In my travels I found a dull, unsharpened knife in my possession. Obviously I didn't need it immediately, but still, a rep is a rep.

The mutt has been fed, and I'm searching for food, but I intend to polish out this latest folder. It has a graceful arc to its bevel, and if I re-profile it back a degree or two it should split a jugular vein faster than community property.

It's gotta be done, idle hands got one of my quasi-uncles in trouble. My aunt married the dunce, and oh well, that's a long story...

(BTW, my computer is attaching old pictures, please ignore it.)


----------



## The Tourist (Jun 9, 2016)

As I stated, I'm polishing a knife which is optimum for slashing. The perfect arc of the bevel is perfect for this type of slicing. It should be great for getting some ignorant ruffian to let me or my wife go--immediately.

I like the shape, taper and alloy of the blade. The metal handle sucks, but I don't have any others to willfully destroy. The edge was roughed in with a touch of some muscle, but is shaped properly now. The rest should be routine polishing.


----------



## The Tourist (Jun 9, 2016)

I started to polish the edge with some superior stones from Ken Schwartz. Even I was amazed by his latest shipment! The stones had an incredibly uniform density. They cut and polished with this evenly uniform grind.

I intend to make this knife a defensive tool to protect my wife and I. If the rest of the stones leave this superior edge of the first 1K stone, this tool will be a scalpel...


----------



## The Tourist (Jun 9, 2016)

Well, it took most of the day, but the work is done.
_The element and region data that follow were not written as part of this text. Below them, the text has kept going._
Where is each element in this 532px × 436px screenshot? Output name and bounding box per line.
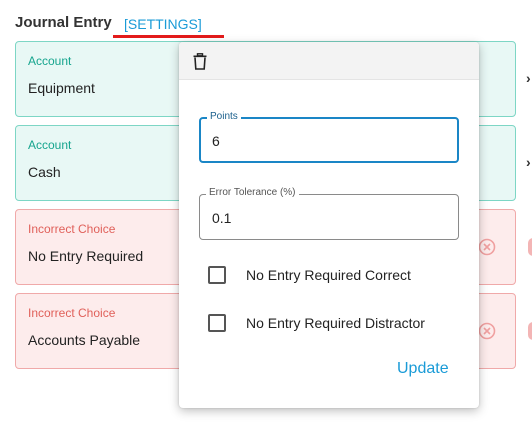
error-tolerance-label: Error Tolerance (%): [206, 187, 299, 198]
no-entry-distractor-checkbox[interactable]: [208, 314, 226, 332]
journal-entry-header: Journal Entry [SETTINGS]: [15, 14, 202, 34]
points-field[interactable]: Points 6: [199, 111, 459, 163]
expand-arrow-icon[interactable]: ›: [526, 70, 531, 86]
checkbox-label: No Entry Required Correct: [246, 267, 411, 283]
expand-arrow-icon[interactable]: ›: [526, 154, 531, 170]
no-entry-correct-checkbox[interactable]: [208, 266, 226, 284]
card-value: Cash: [28, 164, 61, 180]
settings-popup: Points 6 Error Tolerance (%) 0.1 No Entr…: [179, 42, 479, 408]
card-label: Account: [28, 138, 72, 152]
card-label: Incorrect Choice: [28, 306, 116, 320]
points-value[interactable]: 6: [212, 133, 220, 149]
error-tolerance-value[interactable]: 0.1: [212, 210, 231, 226]
card-value: Accounts Payable: [28, 332, 141, 348]
page-title: Journal Entry: [15, 14, 112, 31]
settings-link[interactable]: [SETTINGS]: [124, 16, 202, 32]
remove-circle-icon[interactable]: [478, 322, 496, 340]
update-button[interactable]: Update: [397, 360, 449, 378]
points-label: Points: [207, 111, 241, 122]
card-value: Equipment: [28, 80, 95, 96]
edge-indicator: [528, 322, 532, 340]
card-label: Account: [28, 54, 72, 68]
checkbox-label: No Entry Required Distractor: [246, 315, 425, 331]
card-value: No Entry Required: [28, 248, 144, 264]
remove-circle-icon[interactable]: [478, 238, 496, 256]
edge-indicator: [528, 238, 532, 256]
settings-underline: [113, 35, 224, 38]
error-tolerance-field[interactable]: Error Tolerance (%) 0.1: [199, 187, 459, 240]
popup-header: [179, 42, 479, 80]
trash-icon[interactable]: [193, 53, 207, 70]
card-label: Incorrect Choice: [28, 222, 116, 236]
I have no idea what mad scientist (who sidelines as an alloy hardener) got ahold of the blade-blank that made my folder!

People usually joke on how serious edges could remove a guy's fingers with a practiced slash. Heck, I think my wife could remove your tonsils (and you wouldn't notice) even with a her shaky right hand. Ah, what the heck, once a lefty always a lefty. I'd let her carve up an aggressor with her good wing...
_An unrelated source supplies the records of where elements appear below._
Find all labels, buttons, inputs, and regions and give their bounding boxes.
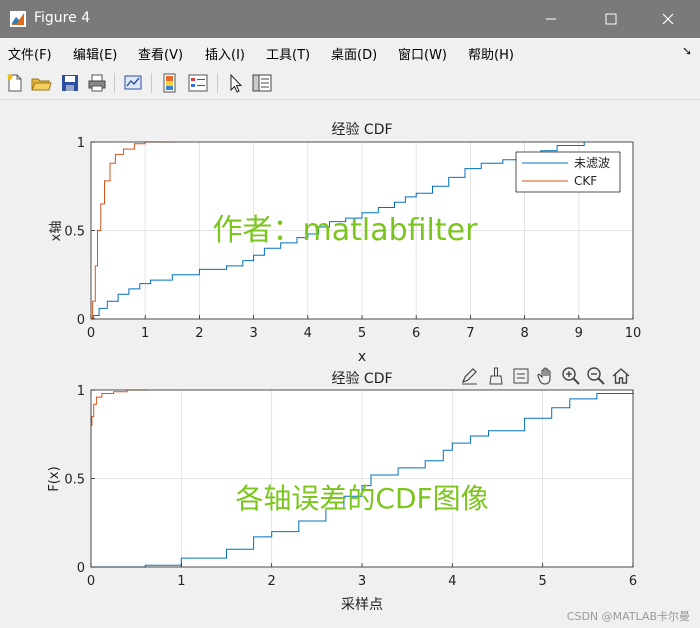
x-tick-label: 2 xyxy=(195,326,203,341)
close-icon xyxy=(662,13,674,25)
x-tick-label: 3 xyxy=(358,574,366,589)
y-tick-label: 1 xyxy=(77,384,85,399)
csdn-watermark: CSDN @MATLAB卡尔曼 xyxy=(567,610,690,623)
x-tick-label: 3 xyxy=(249,326,257,341)
x-tick-label: 5 xyxy=(358,326,366,341)
y-tick-label: 1 xyxy=(77,136,85,151)
save-icon[interactable] xyxy=(59,72,81,94)
maximize-icon xyxy=(605,13,617,25)
x-tick-label: 7 xyxy=(466,326,474,341)
window-title-bar: Figure 4 xyxy=(0,0,700,38)
link-plot-icon[interactable] xyxy=(122,72,144,94)
insert-legend-icon[interactable] xyxy=(187,72,209,94)
menu-insert[interactable]: 插入(I) xyxy=(205,44,245,63)
y-tick-label: 0.5 xyxy=(64,225,85,240)
x-tick-label: 1 xyxy=(141,326,149,341)
x-tick-label: 10 xyxy=(625,326,642,341)
window-title: Figure 4 xyxy=(34,10,91,26)
open-file-icon[interactable] xyxy=(30,72,52,94)
insert-colorbar-icon[interactable] xyxy=(159,72,181,94)
print-icon[interactable] xyxy=(86,72,108,94)
close-button[interactable] xyxy=(645,0,691,38)
x-tick-label: 2 xyxy=(268,574,276,589)
y-tick-label: 0 xyxy=(77,313,85,328)
dock-arrow-icon[interactable]: ➘ xyxy=(682,44,692,58)
axes-bottom-annotation: 各轴误差的CDF图像 xyxy=(235,482,488,515)
minimize-button[interactable] xyxy=(528,0,574,38)
menu-help[interactable]: 帮助(H) xyxy=(468,44,514,63)
figure-toolbar xyxy=(0,67,700,100)
axes-bottom-ylabel: F(x) xyxy=(47,466,62,491)
x-tick-label: 8 xyxy=(520,326,528,341)
x-tick-label: 1 xyxy=(177,574,185,589)
menu-file[interactable]: 文件(F) xyxy=(8,44,52,63)
legend[interactable]: 未滤波 CKF xyxy=(515,151,621,193)
menu-bar: 文件(F) 编辑(E) 查看(V) 插入(I) 工具(T) 桌面(D) 窗口(W… xyxy=(0,38,700,66)
zoom-in-icon[interactable] xyxy=(561,366,581,386)
axes-top-title: 经验 CDF xyxy=(331,122,392,138)
x-tick-label: 6 xyxy=(629,574,637,589)
axes-top-ylabel: x轴 xyxy=(49,221,64,242)
menu-window[interactable]: 窗口(W) xyxy=(398,44,447,63)
x-tick-label: 0 xyxy=(87,574,95,589)
maximize-button[interactable] xyxy=(588,0,634,38)
toolbar-separator xyxy=(217,73,218,93)
toolbar-separator xyxy=(114,73,115,93)
axes-top-xlabel: x xyxy=(358,349,366,365)
home-restore-icon[interactable] xyxy=(611,366,631,386)
x-tick-label: 5 xyxy=(539,574,547,589)
data-tips-icon[interactable] xyxy=(511,366,531,386)
menu-desktop[interactable]: 桌面(D) xyxy=(331,44,377,63)
select-pointer-icon[interactable] xyxy=(225,72,247,94)
data-brush-icon[interactable] xyxy=(486,366,506,386)
menu-view[interactable]: 查看(V) xyxy=(138,44,183,63)
figure-canvas: 0 1 2 3 4 5 6 7 8 9 1000.51 经验 CDF x x轴 作者：matlabf… xyxy=(0,100,700,628)
y-tick-label: 0.5 xyxy=(64,473,85,488)
axes-bottom-title: 经验 CDF xyxy=(331,371,392,387)
property-inspector-icon[interactable] xyxy=(251,72,273,94)
matlab-logo-icon xyxy=(10,11,26,27)
x-tick-label: 4 xyxy=(448,574,456,589)
y-tick-label: 0 xyxy=(77,561,85,576)
new-figure-icon[interactable] xyxy=(4,72,26,94)
minimize-icon xyxy=(546,18,556,20)
menu-tools[interactable]: 工具(T) xyxy=(266,44,310,63)
x-tick-label: 9 xyxy=(575,326,583,341)
legend-label-unfiltered: 未滤波 xyxy=(574,156,610,170)
toolbar-separator xyxy=(151,73,152,93)
menu-edit[interactable]: 编辑(E) xyxy=(73,44,117,63)
axes-bottom-xlabel: 采样点 xyxy=(341,597,383,613)
legend-label-ckf: CKF xyxy=(574,174,597,188)
pan-hand-icon[interactable] xyxy=(536,366,556,386)
x-tick-label: 6 xyxy=(412,326,420,341)
axes-top-annotation: 作者：matlabfilter xyxy=(213,213,479,248)
x-tick-label: 4 xyxy=(304,326,312,341)
x-tick-label: 0 xyxy=(87,326,95,341)
zoom-out-icon[interactable] xyxy=(586,366,606,386)
brush-edit-icon[interactable] xyxy=(460,366,480,386)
If you get a chance, call Joyce for superior cutlery and Ken Schwartz for the polishing equipment. I just hold the fantastic tools invented by superior hobbyists!


----------



## The Tourist (Jun 9, 2016)

I don't know why this works, but it does. If you want your knife insanely sharp, buff it with glass and paper in the afternoon.

Then, after dinner, buff it again. Trust me, your knife is now dangerous for you, too.

I have a theory. For example, mercury is a liquid metal. So technically, all metal is a 'liquid,' it's just solid due to its make-up and the room temperature.

If that is correct, when I buff the edge a second time at night, the 'liquid' edge gets re-aligned a second time. Buffing a new edge twice seems to make any edge remarkably keen.


----------